Gov’t scraps 35-day T-bills from September auctions
The Bureau of the Treasury has scrapped 35-day bills from its lineup of auction offerings in September at a time when rates of government securities were on the rise amid a pause in monetary easing.
In an Aug. 27 memorandum to all government securities eligible dealers, National Treasurer Rosalia V. de Leon said the Treasury would offer P20 billion in bills—P5 billion each in the benchmark 91- and 182-day and P10 billion in 364-day—on Sept. 1, 7, 14, 21 and 28.
The Treasury will also sell P30 billion each in three- and 10-year bonds on Sept. 8 and 22, respectively.
As such, the Treasury programmed to issue a total of P160 billion in debt paper next month, lower than the P170 billion in August.
Missing from the September domestic borrowings program were the 35-day bills, which had been auctioned since late March at the start of the COVID-19 lockdown.
Prior to its comeback in March, the shortest T-bill tenor was last offered in 2004.
Toward the end of August, yields of treasury bills and bonds were on an upward trend after the Bangko Sentral ng Pilipinas paused from monetary easing even as the market deemed key interest rates could still go lower amid an economic recession.
In a report, the regional macroeconomic surveillance organization Asean+3 Macroeconomic and Research Office (Amro) said the recent higher bid rates such as those fetched by the reissued 20-year bonds last Tuesday that resulted in rejection of all tenders “were driven by technical factors specific to the bond and should not raise much concern over the general appetite for Philippine government bonds.”
“The rejection of bids by [the Treasury] is a positive sign in that it shows that the government is not under immediate pressure to raise funds and is willing to wait for appropriate yield levels to issue bonds.
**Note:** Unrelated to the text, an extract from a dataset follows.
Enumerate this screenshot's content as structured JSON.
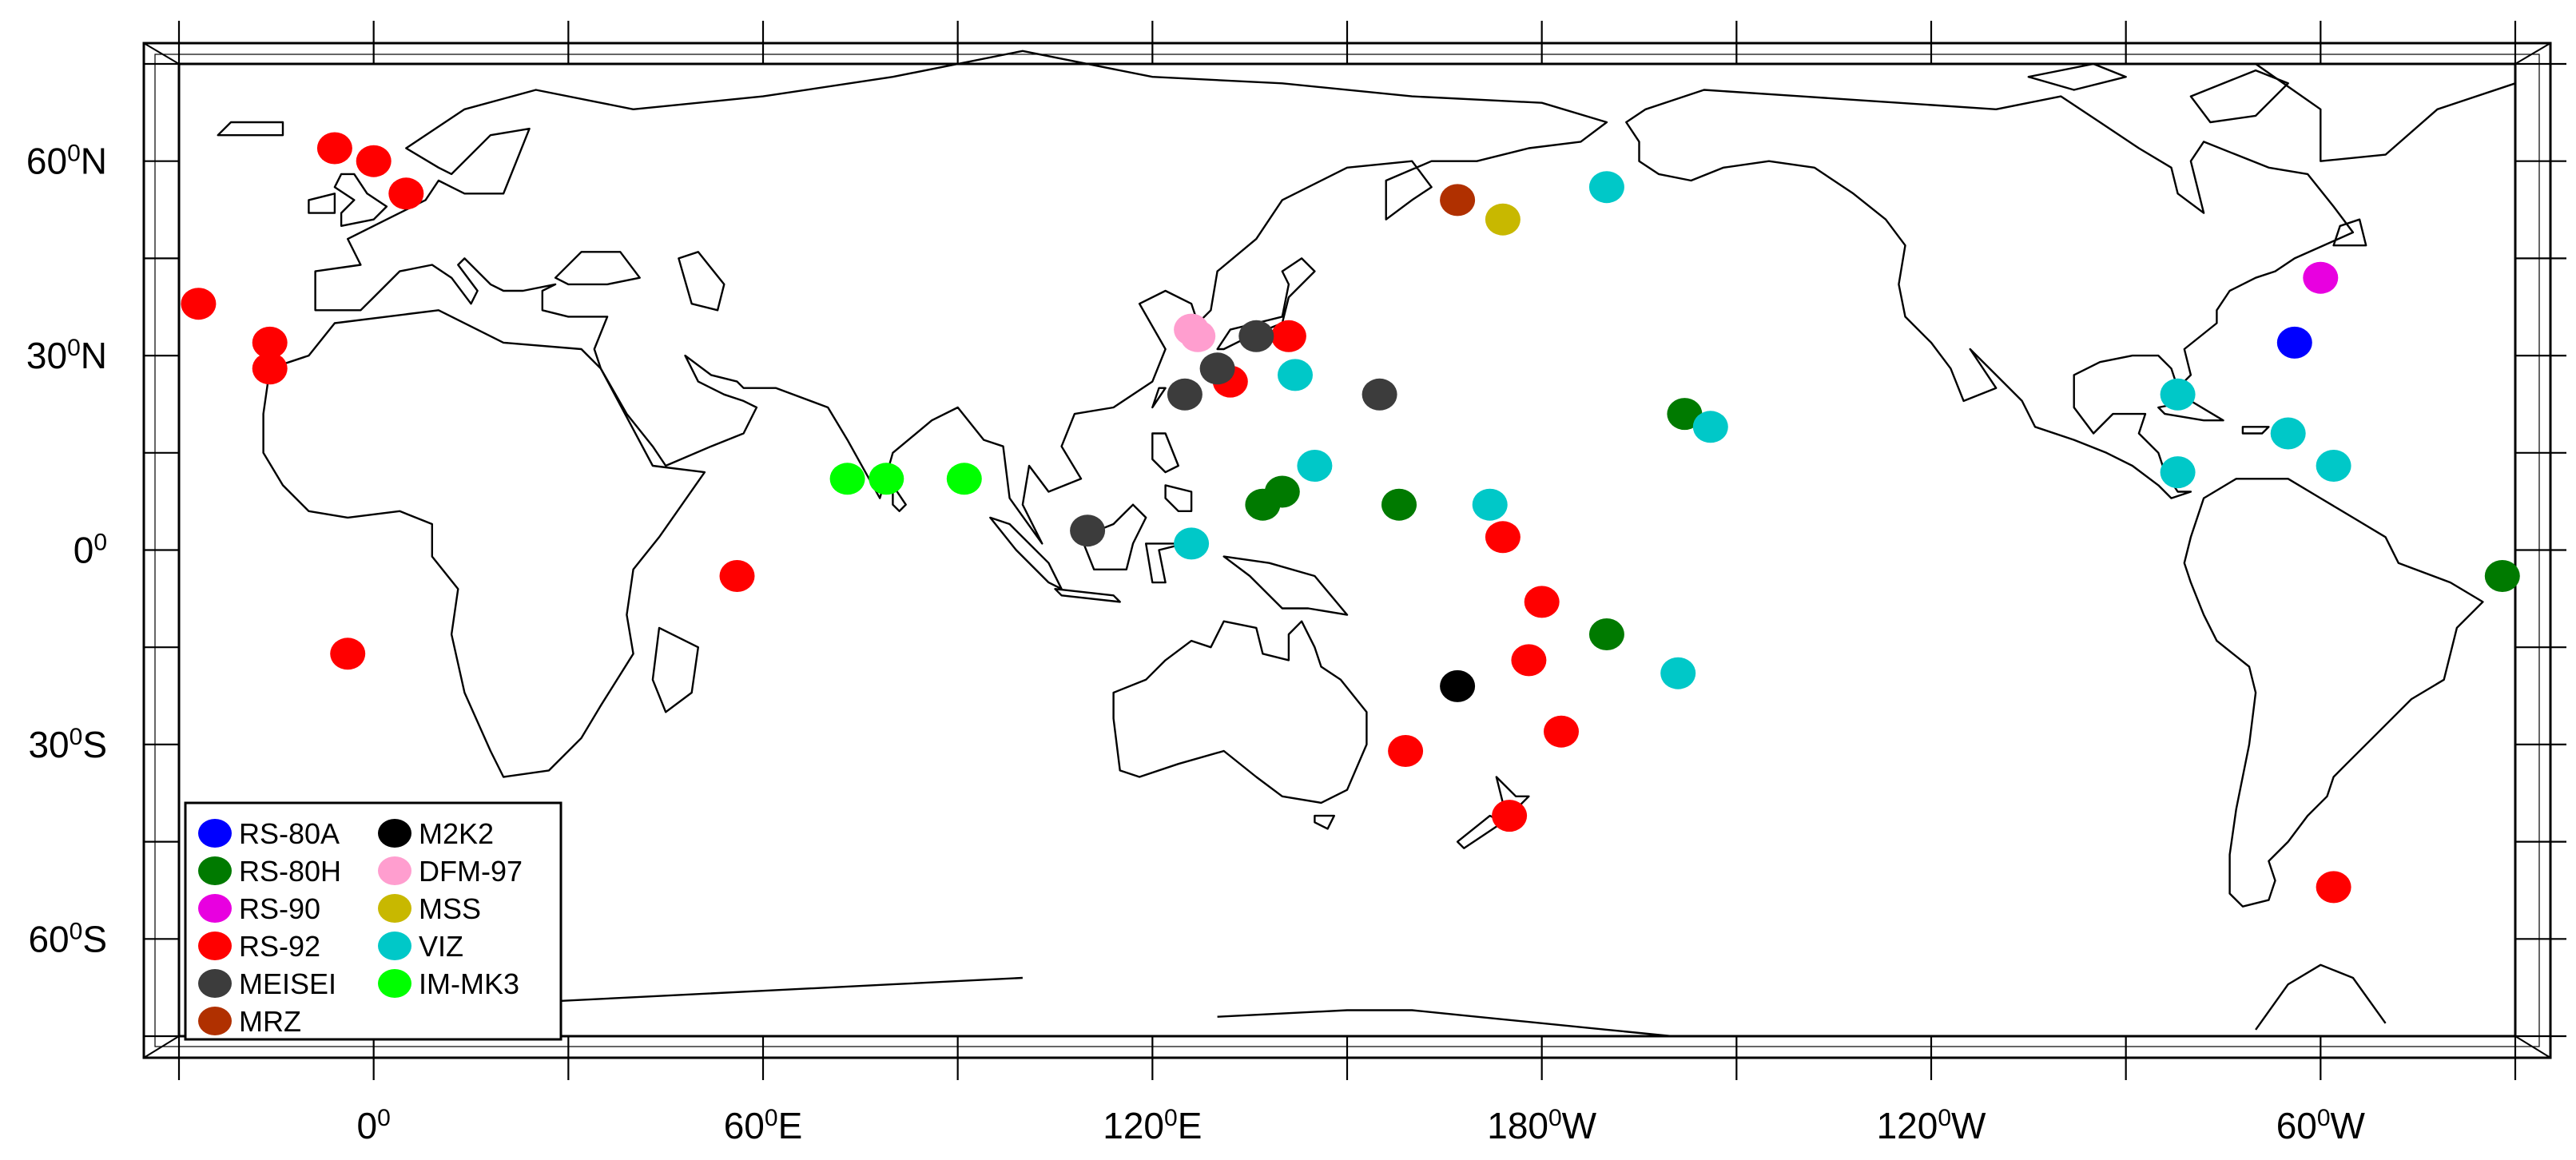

However, a risk worth flagging is the widening fiscal deficit and a sizable issuance plan for 2021. Bond yields may rise as investors position themselves ahead of the increase in supply,” Amro said in its Aug. 27 report titled “Philippine Bonds: The Auction ‘Glitch.’”
The budget deficit had been programmed to balloon to 9.6 percent of gross domestic product this year and 8.5 percent next year from 3.4 percent last year as the government needed to spend more to fight the health and socioeconomic crises inflicted by COVID-19.